Many of the challenges to studying the lung mycobiome are unavoidable. There is likely never going to be easy access to the human lung that avoids the upper respiratory tract, and the microbes in the lung will always be low in biomass. However, improvement is possible in primer design, reference databases, and analytic methods. Going forward, many of the advances made in the study of the lung bacteria will aid in the study of the lung mycobiome. Once the sequencing data is collapsed into a “biom” file or taxa table, a table that displays the abundance of each taxonomic group for every sample, it makes little difference if the taxa are bacterial or fungal. All of the statistical methods to handle the abnormal distributions³² and complex study designs associated with bacterial studies can be used on fungal studies with little or no modifications. Similarly, as bacterial studies shift from cross-sectional to longitudinal, so too should fungal studies. There have already been studies into the daily changes in bacterial communities that occur during CF and its exacerbations³³ but fungi were not examined. The tools, including sequencing capacity, that are developed to handle daily sampling of the bacteria can also be put to use to analyze the fungi present during the same time period.

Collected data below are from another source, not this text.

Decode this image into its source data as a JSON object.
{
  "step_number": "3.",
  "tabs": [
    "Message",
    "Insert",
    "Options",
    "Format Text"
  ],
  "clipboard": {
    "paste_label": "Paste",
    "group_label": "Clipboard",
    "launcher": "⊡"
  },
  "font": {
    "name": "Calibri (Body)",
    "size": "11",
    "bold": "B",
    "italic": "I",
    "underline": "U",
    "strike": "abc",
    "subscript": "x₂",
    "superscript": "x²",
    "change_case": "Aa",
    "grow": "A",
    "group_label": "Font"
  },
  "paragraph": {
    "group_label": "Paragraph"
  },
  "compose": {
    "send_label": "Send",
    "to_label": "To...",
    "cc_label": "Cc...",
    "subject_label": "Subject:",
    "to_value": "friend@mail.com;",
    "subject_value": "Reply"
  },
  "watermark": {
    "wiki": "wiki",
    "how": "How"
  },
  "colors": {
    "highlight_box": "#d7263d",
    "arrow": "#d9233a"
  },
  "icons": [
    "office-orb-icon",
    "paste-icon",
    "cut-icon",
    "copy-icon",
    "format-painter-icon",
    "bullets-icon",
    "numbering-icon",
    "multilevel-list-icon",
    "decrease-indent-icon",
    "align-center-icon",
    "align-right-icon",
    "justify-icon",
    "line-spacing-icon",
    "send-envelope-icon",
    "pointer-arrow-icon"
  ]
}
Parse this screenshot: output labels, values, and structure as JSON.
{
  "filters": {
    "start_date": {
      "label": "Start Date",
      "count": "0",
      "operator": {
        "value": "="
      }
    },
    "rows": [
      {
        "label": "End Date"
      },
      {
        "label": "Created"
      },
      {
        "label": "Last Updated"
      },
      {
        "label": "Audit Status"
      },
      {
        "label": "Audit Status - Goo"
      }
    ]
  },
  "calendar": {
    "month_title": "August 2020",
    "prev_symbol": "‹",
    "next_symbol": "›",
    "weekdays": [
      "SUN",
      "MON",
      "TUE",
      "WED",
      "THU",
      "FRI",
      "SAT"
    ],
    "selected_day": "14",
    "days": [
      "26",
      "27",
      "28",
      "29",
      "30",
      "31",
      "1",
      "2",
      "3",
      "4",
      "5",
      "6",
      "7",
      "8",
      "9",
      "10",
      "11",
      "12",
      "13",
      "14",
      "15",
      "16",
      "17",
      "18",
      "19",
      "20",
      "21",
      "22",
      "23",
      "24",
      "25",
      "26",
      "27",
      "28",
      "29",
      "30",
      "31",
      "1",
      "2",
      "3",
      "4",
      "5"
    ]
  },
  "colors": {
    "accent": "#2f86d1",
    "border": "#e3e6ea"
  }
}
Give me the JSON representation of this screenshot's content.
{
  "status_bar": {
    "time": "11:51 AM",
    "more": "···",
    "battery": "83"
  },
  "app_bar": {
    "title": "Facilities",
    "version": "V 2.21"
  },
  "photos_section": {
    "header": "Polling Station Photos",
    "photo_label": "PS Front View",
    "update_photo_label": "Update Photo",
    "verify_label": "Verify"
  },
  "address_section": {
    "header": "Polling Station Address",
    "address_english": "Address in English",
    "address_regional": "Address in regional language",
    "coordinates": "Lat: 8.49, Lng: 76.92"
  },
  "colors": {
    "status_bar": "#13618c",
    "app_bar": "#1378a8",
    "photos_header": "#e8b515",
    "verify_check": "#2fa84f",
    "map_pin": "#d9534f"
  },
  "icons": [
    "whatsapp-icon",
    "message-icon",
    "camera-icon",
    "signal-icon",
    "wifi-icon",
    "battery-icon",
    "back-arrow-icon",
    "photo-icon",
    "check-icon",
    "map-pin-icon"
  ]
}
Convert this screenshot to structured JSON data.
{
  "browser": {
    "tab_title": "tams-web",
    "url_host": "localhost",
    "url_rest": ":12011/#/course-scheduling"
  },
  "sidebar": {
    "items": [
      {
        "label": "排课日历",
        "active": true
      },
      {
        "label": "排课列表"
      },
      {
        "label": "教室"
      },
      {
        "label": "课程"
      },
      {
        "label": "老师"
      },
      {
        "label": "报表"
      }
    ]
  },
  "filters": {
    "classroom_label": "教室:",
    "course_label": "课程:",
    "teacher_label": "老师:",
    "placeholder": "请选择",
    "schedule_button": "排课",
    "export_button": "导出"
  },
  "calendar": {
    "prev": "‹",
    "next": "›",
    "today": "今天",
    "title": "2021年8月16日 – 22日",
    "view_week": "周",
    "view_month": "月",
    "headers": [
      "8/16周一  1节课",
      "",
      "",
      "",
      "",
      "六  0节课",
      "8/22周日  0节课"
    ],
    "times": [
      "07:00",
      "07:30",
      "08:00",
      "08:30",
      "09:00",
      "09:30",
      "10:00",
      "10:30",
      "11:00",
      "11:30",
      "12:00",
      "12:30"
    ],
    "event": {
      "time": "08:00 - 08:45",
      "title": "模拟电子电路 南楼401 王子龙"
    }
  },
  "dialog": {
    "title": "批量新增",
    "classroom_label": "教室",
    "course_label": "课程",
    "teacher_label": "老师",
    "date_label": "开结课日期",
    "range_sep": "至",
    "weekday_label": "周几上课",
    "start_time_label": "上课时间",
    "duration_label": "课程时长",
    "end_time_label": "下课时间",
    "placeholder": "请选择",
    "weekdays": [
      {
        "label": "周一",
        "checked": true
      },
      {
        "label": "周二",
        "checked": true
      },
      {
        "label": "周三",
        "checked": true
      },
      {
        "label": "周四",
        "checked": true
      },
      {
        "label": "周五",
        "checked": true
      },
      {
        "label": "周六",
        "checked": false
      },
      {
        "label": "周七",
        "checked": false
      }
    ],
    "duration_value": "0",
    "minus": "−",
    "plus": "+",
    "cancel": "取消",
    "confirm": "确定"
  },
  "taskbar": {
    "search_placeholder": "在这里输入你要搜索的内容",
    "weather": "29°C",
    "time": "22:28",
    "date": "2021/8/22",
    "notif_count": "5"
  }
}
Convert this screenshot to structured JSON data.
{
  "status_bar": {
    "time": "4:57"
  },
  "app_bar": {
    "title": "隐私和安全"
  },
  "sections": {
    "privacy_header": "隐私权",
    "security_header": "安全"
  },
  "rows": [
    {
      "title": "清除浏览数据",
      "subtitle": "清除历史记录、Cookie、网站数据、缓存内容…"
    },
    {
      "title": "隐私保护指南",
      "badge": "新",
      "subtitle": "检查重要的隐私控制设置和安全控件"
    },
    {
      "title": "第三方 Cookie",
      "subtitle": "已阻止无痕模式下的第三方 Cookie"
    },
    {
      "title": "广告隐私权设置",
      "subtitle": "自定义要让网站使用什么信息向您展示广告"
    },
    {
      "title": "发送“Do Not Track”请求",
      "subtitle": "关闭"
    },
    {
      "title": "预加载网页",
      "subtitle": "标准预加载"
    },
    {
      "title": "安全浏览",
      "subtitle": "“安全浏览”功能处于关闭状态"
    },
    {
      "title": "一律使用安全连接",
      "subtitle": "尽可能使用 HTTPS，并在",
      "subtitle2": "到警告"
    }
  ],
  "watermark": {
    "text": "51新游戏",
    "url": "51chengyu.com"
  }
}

When more studies include both bacterial and fungal amplicon sequences, we can begin to look at cross-kingdom interactions. Interactions between bacteria and fungi are important among oral microbiota³⁴ and identified as an emerging field across biology,³⁵ so they will no doubt be important to the study of the lung microbiota. Looking farther into the future, as amplicon sequencing gives way to whole metagenome and whole metatranscriptome sequencing, these delineations between bacterial and fungal communities will fall away. Both kingdoms will be sequenced simultaneously and their members' abundances and transcriptional activity, relative to each other, will be apparent.

Another avenue for future investigation will be the mechanisms of interactions between the mycobiome and the host. As a part of the mucosal immune system, the lungs, and the microbes within, play an important role in human health and disease. The impacts of inflammation on the development of many lung diseases represent an area of active investigation, one in which the contribution from the lung mycobiome could prove crucial to understanding.

In both the short- and long-term, the critical need for the lung mycobiome is more data, in the forms of reference sequences and additional lung mycobiome studies. Adding sequences to reference databases by sequencing more fungi will help in identifying species that are currently unclassifiable. These sequences can come from culturing some of the estimated 99% of the world's fungi that have yet to be reliably grown in the lab,³⁶ or from assembling genomes present in deeply sequenced metagenomes. The latter makes it possible to obtain sequences from unculturable fungi without the time and manpower required to optimize the culturing conditions of newly cultured organisms. The other and perhaps more important way to contribute to the knowledge of the lung mycobiome is to perform more lung mycobiome studies. Additional lung mycobiome studies will provide more information about the changes in the fungi present under health and disease conditions and will help to explain the role of fungi in the respiratory immune response.

Abbreviations

BAL

bronchoalveolar lavage

CF

cystic fibrosis

COPD

chronic obstructive pulmonary disease

HIV

human immunodeficiency virus

IFN

interferon

IL

interleukin

IS

induced sputum

ITS

internal transcribed spacer

NGS

next generation sequencing

PAMP

pathogen-associated molecular patterns

PRR

pattern recognition receptors

rRNA

ribosomal RNA

TNF

tumor necrosis factor

Disclosure of potential conflicts of interest

No potential conflicts of interest were disclosed.

Funding

A.M. was supported by K24 HL123342 from the NHLBI for mentoring in studies of the lung microbiome.